Wednesday, March 27, 2013

Straight through the heart

An essay in a recent NYT Book Review about the best way to teach literature may provide insight into the most satisfying way to read literature.

The author, an English professor who teaches a popular fiction workshop at a midwestern liberal arts college, admits to some bewilderment as his students acquire the ability to "write better sentences and cleaner paragraphs". What is the secret of their success? He realizes, finally, that he is "really instructing them in reading as a process of seduction...by fixating on certain attributes of the beloved as one falls in love".

His explanation seems a bit overheated - but maybe not.  He starts the class by assigning a few books, encouraging his students to focus on their visceral reactions to the reading assignments: What did they like? Love? And why? He observes that once his students isolate the energy and power in the phrases or sentences that they love, they apply that vitality to their own writing.

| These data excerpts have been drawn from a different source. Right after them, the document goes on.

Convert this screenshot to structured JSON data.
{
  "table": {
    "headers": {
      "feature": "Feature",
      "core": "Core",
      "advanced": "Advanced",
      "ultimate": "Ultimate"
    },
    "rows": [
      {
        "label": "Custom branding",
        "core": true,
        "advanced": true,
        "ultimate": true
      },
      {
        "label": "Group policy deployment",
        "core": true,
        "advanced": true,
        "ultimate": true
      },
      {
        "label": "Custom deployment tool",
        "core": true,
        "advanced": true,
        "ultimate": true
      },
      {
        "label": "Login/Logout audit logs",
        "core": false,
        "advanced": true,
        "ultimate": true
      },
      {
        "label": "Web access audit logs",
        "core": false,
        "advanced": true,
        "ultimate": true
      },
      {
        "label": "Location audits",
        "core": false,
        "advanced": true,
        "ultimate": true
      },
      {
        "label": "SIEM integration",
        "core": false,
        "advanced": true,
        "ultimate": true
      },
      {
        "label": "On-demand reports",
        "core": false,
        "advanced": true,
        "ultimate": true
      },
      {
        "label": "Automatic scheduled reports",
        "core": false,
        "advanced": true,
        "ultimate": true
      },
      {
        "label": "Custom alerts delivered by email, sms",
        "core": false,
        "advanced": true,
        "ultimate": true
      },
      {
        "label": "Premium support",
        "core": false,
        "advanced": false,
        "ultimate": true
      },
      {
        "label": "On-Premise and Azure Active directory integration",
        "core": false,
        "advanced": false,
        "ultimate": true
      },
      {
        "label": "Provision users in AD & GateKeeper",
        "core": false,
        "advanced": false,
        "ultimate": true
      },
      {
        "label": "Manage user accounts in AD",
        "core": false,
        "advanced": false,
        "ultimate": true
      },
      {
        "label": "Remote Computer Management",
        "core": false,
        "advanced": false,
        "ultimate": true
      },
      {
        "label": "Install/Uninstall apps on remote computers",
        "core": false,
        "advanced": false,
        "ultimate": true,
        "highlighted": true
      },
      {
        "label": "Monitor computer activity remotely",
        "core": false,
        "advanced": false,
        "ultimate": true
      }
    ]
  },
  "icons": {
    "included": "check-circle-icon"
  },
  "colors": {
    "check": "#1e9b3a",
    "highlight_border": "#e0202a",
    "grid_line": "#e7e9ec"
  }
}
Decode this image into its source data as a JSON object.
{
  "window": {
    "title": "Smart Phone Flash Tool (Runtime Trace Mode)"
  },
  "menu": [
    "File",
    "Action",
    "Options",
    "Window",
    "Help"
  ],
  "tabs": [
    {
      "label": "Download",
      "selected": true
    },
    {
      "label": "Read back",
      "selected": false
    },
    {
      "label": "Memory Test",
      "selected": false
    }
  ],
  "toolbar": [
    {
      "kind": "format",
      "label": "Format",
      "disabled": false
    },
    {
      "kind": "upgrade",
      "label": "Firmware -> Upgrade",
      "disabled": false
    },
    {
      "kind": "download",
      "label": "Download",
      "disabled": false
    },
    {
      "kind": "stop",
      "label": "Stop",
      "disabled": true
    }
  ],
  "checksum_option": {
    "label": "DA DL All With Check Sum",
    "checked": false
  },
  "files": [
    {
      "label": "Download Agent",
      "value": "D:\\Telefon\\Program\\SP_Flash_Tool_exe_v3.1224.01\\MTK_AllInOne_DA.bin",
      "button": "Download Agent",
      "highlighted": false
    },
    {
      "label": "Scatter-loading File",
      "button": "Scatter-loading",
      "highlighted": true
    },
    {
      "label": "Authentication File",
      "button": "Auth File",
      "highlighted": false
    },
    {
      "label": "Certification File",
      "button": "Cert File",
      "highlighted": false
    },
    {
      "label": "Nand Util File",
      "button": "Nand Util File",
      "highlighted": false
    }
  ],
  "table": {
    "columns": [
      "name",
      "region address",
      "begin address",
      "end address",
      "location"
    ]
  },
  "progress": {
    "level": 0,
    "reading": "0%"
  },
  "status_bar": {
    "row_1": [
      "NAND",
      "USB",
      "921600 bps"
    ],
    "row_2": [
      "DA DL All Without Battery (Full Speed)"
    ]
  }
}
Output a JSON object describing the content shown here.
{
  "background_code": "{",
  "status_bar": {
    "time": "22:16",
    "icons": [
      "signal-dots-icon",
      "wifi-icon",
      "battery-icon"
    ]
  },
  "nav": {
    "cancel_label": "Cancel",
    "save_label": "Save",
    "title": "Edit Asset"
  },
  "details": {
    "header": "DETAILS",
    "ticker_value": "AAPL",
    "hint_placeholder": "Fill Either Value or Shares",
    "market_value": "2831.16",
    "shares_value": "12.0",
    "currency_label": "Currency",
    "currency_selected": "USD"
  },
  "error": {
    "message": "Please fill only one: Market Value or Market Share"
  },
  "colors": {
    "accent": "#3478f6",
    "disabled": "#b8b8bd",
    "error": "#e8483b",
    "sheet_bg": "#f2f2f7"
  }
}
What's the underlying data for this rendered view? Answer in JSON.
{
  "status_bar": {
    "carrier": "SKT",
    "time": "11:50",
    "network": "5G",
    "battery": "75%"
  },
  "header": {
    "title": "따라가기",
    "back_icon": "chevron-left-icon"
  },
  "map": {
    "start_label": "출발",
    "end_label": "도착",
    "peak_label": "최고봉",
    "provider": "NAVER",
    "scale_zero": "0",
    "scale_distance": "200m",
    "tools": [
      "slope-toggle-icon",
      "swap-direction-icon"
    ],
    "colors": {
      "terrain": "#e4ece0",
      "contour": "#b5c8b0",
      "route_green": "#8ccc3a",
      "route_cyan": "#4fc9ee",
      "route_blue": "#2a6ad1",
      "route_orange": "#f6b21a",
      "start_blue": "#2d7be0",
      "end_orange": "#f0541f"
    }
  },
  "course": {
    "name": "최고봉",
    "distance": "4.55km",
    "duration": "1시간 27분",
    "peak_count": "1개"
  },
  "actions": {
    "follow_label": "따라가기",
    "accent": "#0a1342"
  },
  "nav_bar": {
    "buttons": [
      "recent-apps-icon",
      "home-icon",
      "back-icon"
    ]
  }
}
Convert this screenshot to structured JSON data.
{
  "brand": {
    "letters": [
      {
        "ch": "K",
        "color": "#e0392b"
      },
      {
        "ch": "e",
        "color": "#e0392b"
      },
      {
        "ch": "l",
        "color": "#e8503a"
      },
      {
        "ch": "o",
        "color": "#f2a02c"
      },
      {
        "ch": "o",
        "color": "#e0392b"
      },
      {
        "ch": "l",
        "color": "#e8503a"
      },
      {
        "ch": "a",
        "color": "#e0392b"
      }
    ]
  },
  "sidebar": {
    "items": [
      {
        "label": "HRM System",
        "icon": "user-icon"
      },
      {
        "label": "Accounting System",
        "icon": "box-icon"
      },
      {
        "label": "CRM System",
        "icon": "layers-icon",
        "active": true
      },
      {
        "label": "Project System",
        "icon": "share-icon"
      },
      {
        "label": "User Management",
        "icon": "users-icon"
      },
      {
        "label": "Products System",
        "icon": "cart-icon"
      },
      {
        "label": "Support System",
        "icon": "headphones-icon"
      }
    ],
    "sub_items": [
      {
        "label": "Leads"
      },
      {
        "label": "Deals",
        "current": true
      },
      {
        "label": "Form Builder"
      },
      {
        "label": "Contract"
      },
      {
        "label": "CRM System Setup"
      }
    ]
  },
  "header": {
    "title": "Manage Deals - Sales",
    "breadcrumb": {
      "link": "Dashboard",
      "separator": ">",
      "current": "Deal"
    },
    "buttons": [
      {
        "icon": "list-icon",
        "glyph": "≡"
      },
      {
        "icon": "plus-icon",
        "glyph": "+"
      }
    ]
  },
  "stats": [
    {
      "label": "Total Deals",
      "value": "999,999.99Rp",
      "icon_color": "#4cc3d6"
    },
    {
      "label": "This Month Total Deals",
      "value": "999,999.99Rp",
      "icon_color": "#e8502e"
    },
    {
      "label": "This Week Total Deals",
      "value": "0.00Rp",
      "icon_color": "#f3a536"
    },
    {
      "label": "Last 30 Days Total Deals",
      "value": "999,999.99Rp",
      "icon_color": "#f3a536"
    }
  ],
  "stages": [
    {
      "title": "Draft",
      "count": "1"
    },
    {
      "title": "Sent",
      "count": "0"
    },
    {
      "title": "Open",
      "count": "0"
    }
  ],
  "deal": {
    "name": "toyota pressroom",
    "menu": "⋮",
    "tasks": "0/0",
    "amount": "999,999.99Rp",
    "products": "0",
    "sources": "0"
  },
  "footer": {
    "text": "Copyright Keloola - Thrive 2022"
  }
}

Love? Is this what we are seeking when we read a classic or contemporary work of fiction? The professor says, of course! (Or, in his words, "... how can  you teach someone to master language or read literature unless he's fallen in love with it?")

The professor's teaching technique results in his students becoming better writers. Would trusting our primal response to a work of literature result in our becoming more committed readers? What do you think? Have you read a book lately that has gone "straight through the heart"? I hope so!